Joysticks and the First Amendment
IF STATES can prohibit minors from buying Penthouse, Hustler and Playboy, why not "Grand Theft Auto" or "Mortal Kombat"?
The law designates a game as violent if it "appeals to a deviant or morbid interest of minors," lacks "serious literary, artistic, political, or scientific value for minors," and allows minors to "inflict serious injury" that is "especially heinous, cruel, or depraved." These passages echo some of the language the Supreme Court used to uphold statutes forbidding the sale of pornography to underage youth.

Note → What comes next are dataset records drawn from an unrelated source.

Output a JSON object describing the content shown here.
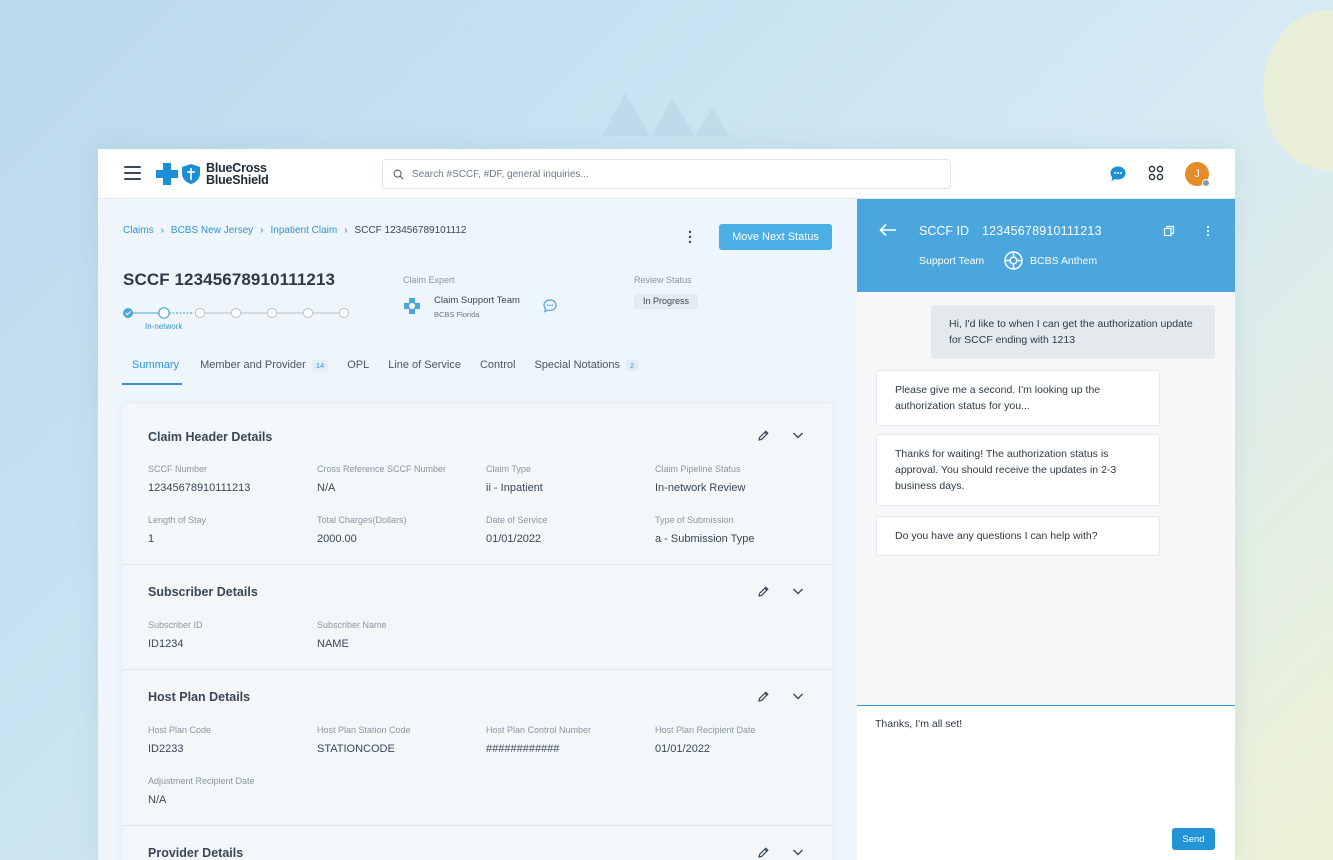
{
  "topbar": {
    "logo_line1": "BlueCross",
    "logo_line2": "BlueShield",
    "search_placeholder": "Search #SCCF, #DF, general inquiries...",
    "avatar_initial": "J"
  },
  "breadcrumb": {
    "items": [
      "Claims",
      "BCBS New Jersey",
      "Inpatient Claim"
    ],
    "current": "SCCF 123456789101112"
  },
  "actions": {
    "move_next": "Move Next Status"
  },
  "claim": {
    "title": "SCCF 12345678910111213",
    "step_label": "In-network",
    "expert_label": "Claim Expert",
    "expert_name": "Claim Support Team",
    "expert_org": "BCBS Florida",
    "review_label": "Review Status",
    "review_value": "In Progress"
  },
  "tabs": [
    {
      "label": "Summary",
      "badge": ""
    },
    {
      "label": "Member and Provider",
      "badge": "14"
    },
    {
      "label": "OPL",
      "badge": ""
    },
    {
      "label": "Line of Service",
      "badge": ""
    },
    {
      "label": "Control",
      "badge": ""
    },
    {
      "label": "Special Notations",
      "badge": "2"
    }
  ],
  "sections": {
    "claim_header": {
      "title": "Claim Header Details",
      "fields": [
        {
          "label": "SCCF Number",
          "value": "12345678910111213"
        },
        {
          "label": "Cross Reference SCCF Number",
          "value": "N/A"
        },
        {
          "label": "Claim Type",
          "value": "ii - Inpatient"
        },
        {
          "label": "Claim Pipeline Status",
          "value": "In-network Review"
        },
        {
          "label": "Length of Stay",
          "value": "1"
        },
        {
          "label": "Total Charges(Dollars)",
          "value": "2000.00"
        },
        {
          "label": "Date of Service",
          "value": "01/01/2022"
        },
        {
          "label": "Type of Submission",
          "value": "a - Submission Type"
        }
      ]
    },
    "subscriber": {
      "title": "Subscriber Details",
      "fields": [
        {
          "label": "Subscriber ID",
          "value": "ID1234"
        },
        {
          "label": "Subscriber Name",
          "value": "NAME"
        }
      ]
    },
    "host_plan": {
      "title": "Host Plan Details",
      "fields": [
        {
          "label": "Host Plan Code",
          "value": "ID2233"
        },
        {
          "label": "Host Plan Station Code",
          "value": "STATIONCODE"
        },
        {
          "label": "Host Plan Control Number",
          "value": "############"
        },
        {
          "label": "Host Plan Recipient Date",
          "value": "01/01/2022"
        },
        {
          "label": "Adjustment Recipient Date",
          "value": "N/A"
        }
      ]
    },
    "provider": {
      "title": "Provider Details"
    }
  },
  "chat": {
    "id_label": "SCCF ID",
    "id_value": "12345678910111213",
    "team_label": "Support Team",
    "org_label": "BCBS Anthem",
    "messages": [
      {
        "from": "user",
        "text": "Hi, I'd like to when I can get the authorization update for SCCF ending with 1213"
      },
      {
        "from": "agent",
        "text": "Please give me a second. I'm looking up the authorization status for you..."
      },
      {
        "from": "agent",
        "text": "Thanks for waiting! The authorization status is approval. You should receive the updates in 2-3 business days."
      },
      {
        "from": "agent",
        "text": "Do you have any questions I can help with?"
      }
    ],
    "composer_value": "Thanks, I'm all set!",
    "send_label": "Send"
  },
  "colors": {
    "accent": "#2f95cf",
    "chat_header": "#4ba6de",
    "button": "#4baee4",
    "avatar": "#e58c2a"
  }
}
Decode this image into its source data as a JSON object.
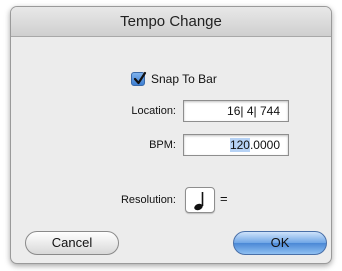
{
  "dialog": {
    "title": "Tempo Change"
  },
  "snap": {
    "label": "Snap To Bar",
    "checked": true
  },
  "location": {
    "label": "Location:",
    "value": "16| 4| 744"
  },
  "bpm": {
    "label": "BPM:",
    "value_selected": "120",
    "value_rest": ".0000"
  },
  "resolution": {
    "label": "Resolution:",
    "note_icon": "quarter-note-icon",
    "equals": "="
  },
  "buttons": {
    "cancel": "Cancel",
    "ok": "OK"
  },
  "colors": {
    "accent": "#4b88d6",
    "selection": "#b6d2f5"
  }
}
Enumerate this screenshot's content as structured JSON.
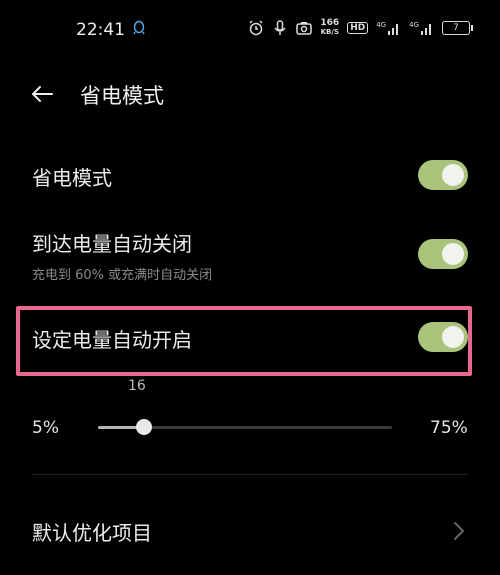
{
  "status_bar": {
    "time": "22:41",
    "net_speed_value": "166",
    "net_speed_unit": "KB/S",
    "hd_label": "HD",
    "signal1_label": "4G",
    "signal2_label": "4G",
    "battery_level": "7"
  },
  "header": {
    "title": "省电模式"
  },
  "settings": {
    "power_saving": {
      "label": "省电模式",
      "enabled": true
    },
    "auto_close": {
      "label": "到达电量自动关闭",
      "subtitle": "充电到 60% 或充满时自动关闭",
      "enabled": true
    },
    "auto_open": {
      "label": "设定电量自动开启",
      "enabled": true
    }
  },
  "slider": {
    "value": "16",
    "min_label": "5%",
    "max_label": "75%",
    "min": 5,
    "max": 75,
    "current": 16
  },
  "optimize": {
    "label": "默认优化项目"
  },
  "colors": {
    "toggle_on": "#a9c47a",
    "highlight": "#e6688e",
    "background": "#000000"
  }
}
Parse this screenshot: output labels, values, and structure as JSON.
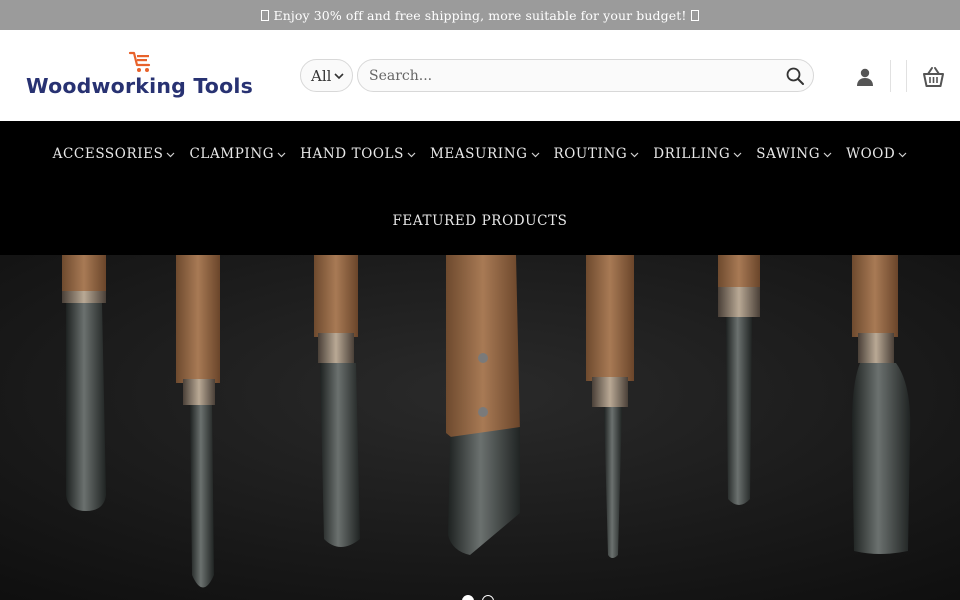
{
  "announcement": {
    "text": "Enjoy 30% off and free shipping, more suitable for your budget!"
  },
  "header": {
    "logo_text": "Woodworking Tools",
    "category_select": {
      "value": "All"
    },
    "search": {
      "placeholder": "Search..."
    },
    "icons": [
      "search-icon",
      "user-icon",
      "basket-icon",
      "chevron-down-icon"
    ]
  },
  "nav": {
    "items": [
      {
        "label": "ACCESSORIES"
      },
      {
        "label": "CLAMPING"
      },
      {
        "label": "HAND TOOLS"
      },
      {
        "label": "MEASURING"
      },
      {
        "label": "ROUTING"
      },
      {
        "label": "DRILLING"
      },
      {
        "label": "SAWING"
      },
      {
        "label": "WOOD"
      }
    ],
    "featured": {
      "label": "FEATURED PRODUCTS"
    }
  },
  "hero": {
    "slide_count": 2,
    "active_slide": 1
  },
  "colors": {
    "topbar_bg": "#9b9b9b",
    "logo_text": "#283272",
    "logo_accent": "#e8622b",
    "nav_bg": "#000000"
  }
}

The California law also requires violent video games to be labeled "18" - meaning that no one under that age may buy or rent it. Retailers could be fined $1,000 per violation, although they could avert penalties if they were duped by a minor with a fake ID. Parents or legal guardians may purchase these games for their children; the law does not affect adult access and does not prohibit manufacturers from producing or marketing such products.
The law has not taken effect because federal courts in California struck it down, concluding that the state's efforts amounted to censorship in contravention of the First Amendment. The lower courts held that the more relaxed legal standard the Supreme Court used to uphold laws banning pornography sales to minors did not apply to violent video games. The high court should reject this analysis.
Minors are not without rights, but their rights are routinely and justifiably restricted in ways that would violate the Constitution if applied to adults. Take, for example, legal prohibitions against selling alcohol, tobacco products and, of course, pornography to juveniles.
Opponents of the California law argue that the video game industry's voluntary rating system and its agreement with major retailers to enforce a ban on sales of violent games to minors already achieves the state's intended purpose. But the voluntary system is just that - voluntary - and many small and independent stores are not included.
Critics also point out that many game consoles include parental controls that could be used to block violent games. This also is an important tool, but few would argue that laws against selling alcohol to minors would be unnecessary if every household had a liquor cabinet with a lock.
That is not to say that the California law is perfect. For example, it does not specify who is responsible - the manufacturer? the retailer? - for affixing the "18" label to games. And its definition of "violent video game" could be deemed too vague to pass constitutional muster. The justices should give states the flexibility to enact restrictions on video game sales to minors, even if the California law proves unacceptable.